В наши дни | страница 50



Позже, сидя в пустом в предвечерний час ресторане за столом с белоснежными пирамидками накрахмаленных салфеток, он думал о том, что внимание к гостю не такая уж дурная вещь, и поблагодарил официанта — старичка в поношенном смокинге, принесшего ему красиво уложенную закуску и совсем маленький графинчик с хорошо остуженной водкой.

Именно в эту минуту к его столику подошел тучноватый мужчина в старомодной визитке и светлом жилете. Отрекомендовавшись управляющим, он поинтересовался, доволен ли «товарищ директор» номером, в который его поселили. Аркадий Павлович не стал поправлять управляющего — в свое время успеется — и ответил, что номер у него хороший. Тот удовлетворенно осклабился, причем его аккуратные седые усики вплотную подскочили к носу, и сказал, что будет рад, если останутся также довольны «Панове артисты», которых он счастлив принять в отеле.

Управляющий отошел, а Аркадий Павлович про себя отметил, что слово «товарищ» тот выговаривал с некоторым трудом, зато «пан» и «панове» произносил с привычным шиком.

Рассчитываясь со старым официантом, он узнал, что управляющий был не кем иным, как бывшим хозяином отеля, оставшимся в нем служить на новых правах.

После запоздалого обеда пошел прогуляться по городу.

Дневной зной спал. Остывали разогретые с утра стены, в обсаженных зеленью улицах дышалось легко. Небо густело и становилось сиреневым. Солнце светило щадящими розовыми лучами, которые придавали всему, что было вокруг, картину предзакатного покоя.

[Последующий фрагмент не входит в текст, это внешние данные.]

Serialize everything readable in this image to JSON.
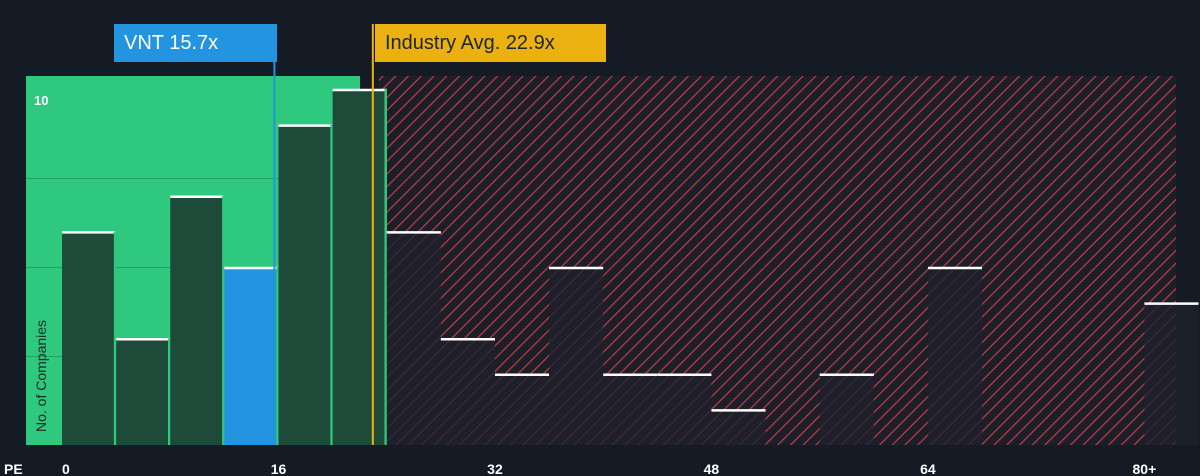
{
  "chart_data": {
    "type": "bar",
    "title": "",
    "xlabel": "PE",
    "ylabel": "No. of Companies",
    "xlim": [
      0,
      82
    ],
    "ylim": [
      0,
      10
    ],
    "y_max_label": "10",
    "x_ticks": [
      {
        "value": 0,
        "label": "0"
      },
      {
        "value": 16,
        "label": "16"
      },
      {
        "value": 32,
        "label": "32"
      },
      {
        "value": 48,
        "label": "48"
      },
      {
        "value": 64,
        "label": "64"
      },
      {
        "value": 80,
        "label": "80+"
      }
    ],
    "bar_width": 4,
    "bins": [
      {
        "x0": 0,
        "value": 6
      },
      {
        "x0": 4,
        "value": 3
      },
      {
        "x0": 8,
        "value": 7
      },
      {
        "x0": 12,
        "value": 5,
        "highlight": true
      },
      {
        "x0": 16,
        "value": 9
      },
      {
        "x0": 20,
        "value": 10
      },
      {
        "x0": 24,
        "value": 6
      },
      {
        "x0": 28,
        "value": 3
      },
      {
        "x0": 32,
        "value": 2
      },
      {
        "x0": 36,
        "value": 5
      },
      {
        "x0": 40,
        "value": 2
      },
      {
        "x0": 44,
        "value": 2
      },
      {
        "x0": 48,
        "value": 1
      },
      {
        "x0": 52,
        "value": 0
      },
      {
        "x0": 56,
        "value": 2
      },
      {
        "x0": 60,
        "value": 0
      },
      {
        "x0": 64,
        "value": 5
      },
      {
        "x0": 68,
        "value": 0
      },
      {
        "x0": 72,
        "value": 0
      },
      {
        "x0": 76,
        "value": 0
      },
      {
        "x0": 80,
        "value": 4
      }
    ],
    "company": {
      "ticker": "VNT",
      "pe": 15.7,
      "label": "VNT 15.7x"
    },
    "industry": {
      "avg_pe": 22.9,
      "label": "Industry Avg. 22.9x"
    },
    "colors": {
      "background": "#151b24",
      "green_zone": "#2ec97e",
      "bar": "#1e4a3a",
      "bar_highlight": "#2394df",
      "bar_divider": "#2ec97e",
      "red_hatch": "#d94452",
      "company": "#2394df",
      "industry": "#eab111"
    }
  }
}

Настежь были растворены массивные двери костелов. Из каменного их нутра веяло прохладой и слышалась органная музыка.

Сам того не заметив, Аркадий Павлович оказался на вокзале. Это было как нельзя ко времени. Там он легко отыскал телеграф и направил в Ленинград Лидуше «депешу», сообщив, что прибыл благополучно и устроился хорошо.

Выйдя из телеграфного зала, он решил, раз уж все равно здесь, посмотреть, где стоят вагоны с театральным грузом, и разузнать расположение товарной станции. Вскоре, никем не останавливаемый, он перешагивал через рельсы и, с риском замазать обшлага светлых брюк, приближался к издали узнанным трем пульманам.

Было еще достаточно светло, когда, поглядывая под ноги на черные, пропитанные мазутом шпалы, Аркадий Павлович обошел вагоны кругом, с удовольствием убедившись в том, что все замки и пломбы были в полной сохранности. В заполненных до отказа вагонах прибыли бутафорские арки Тауэра и пустотелые колонны петербургских особняков. Свернутые валами, лежали живописные задники. Теснились десятки мебельных гарнитуров, подлинных старинных и поддельных — театральных. В вагонной тьме, плотно сдвинутые, высились ящики с несчетным количеством костюмов — платьев, кафтанов, ротонд и мантий из дорогих материалов. Ящики с шинелями, ладно шитыми генеральскими и простецкими солдатскими, с френчами, белоснежными кителями с золотом погон, матросскими бушлатами и комиссарскими кожанками. Ящики, загруженные обувью — ботфортами из цветной кожи, щегольскими офицерскими сапогами и множеством женских туфелек. Коробы с николаевскими треуголками, цилиндрами и шляпами со страусовыми перьями. Сундуки, набитые сотнями париков — мольеровских, круто завитых, вельможных, напудренных и русых девичьих кос. В пульманах, аккуратно уложенный, скучал нарядный реквизит — гусарские сабли и изящные тросточки, рыцарские латы и дамские кружевные зонтики. Находились там и убранные в шкатулки фальшивые драгоценности — украшения сценических балов: сияющие ожерелья, серьги и браслеты, россыпь звездных царских орденов… В трех запертых на замки запломбированных пульмановских вагонах хранилось все лучшее, что нажил театр за долгие годы труда.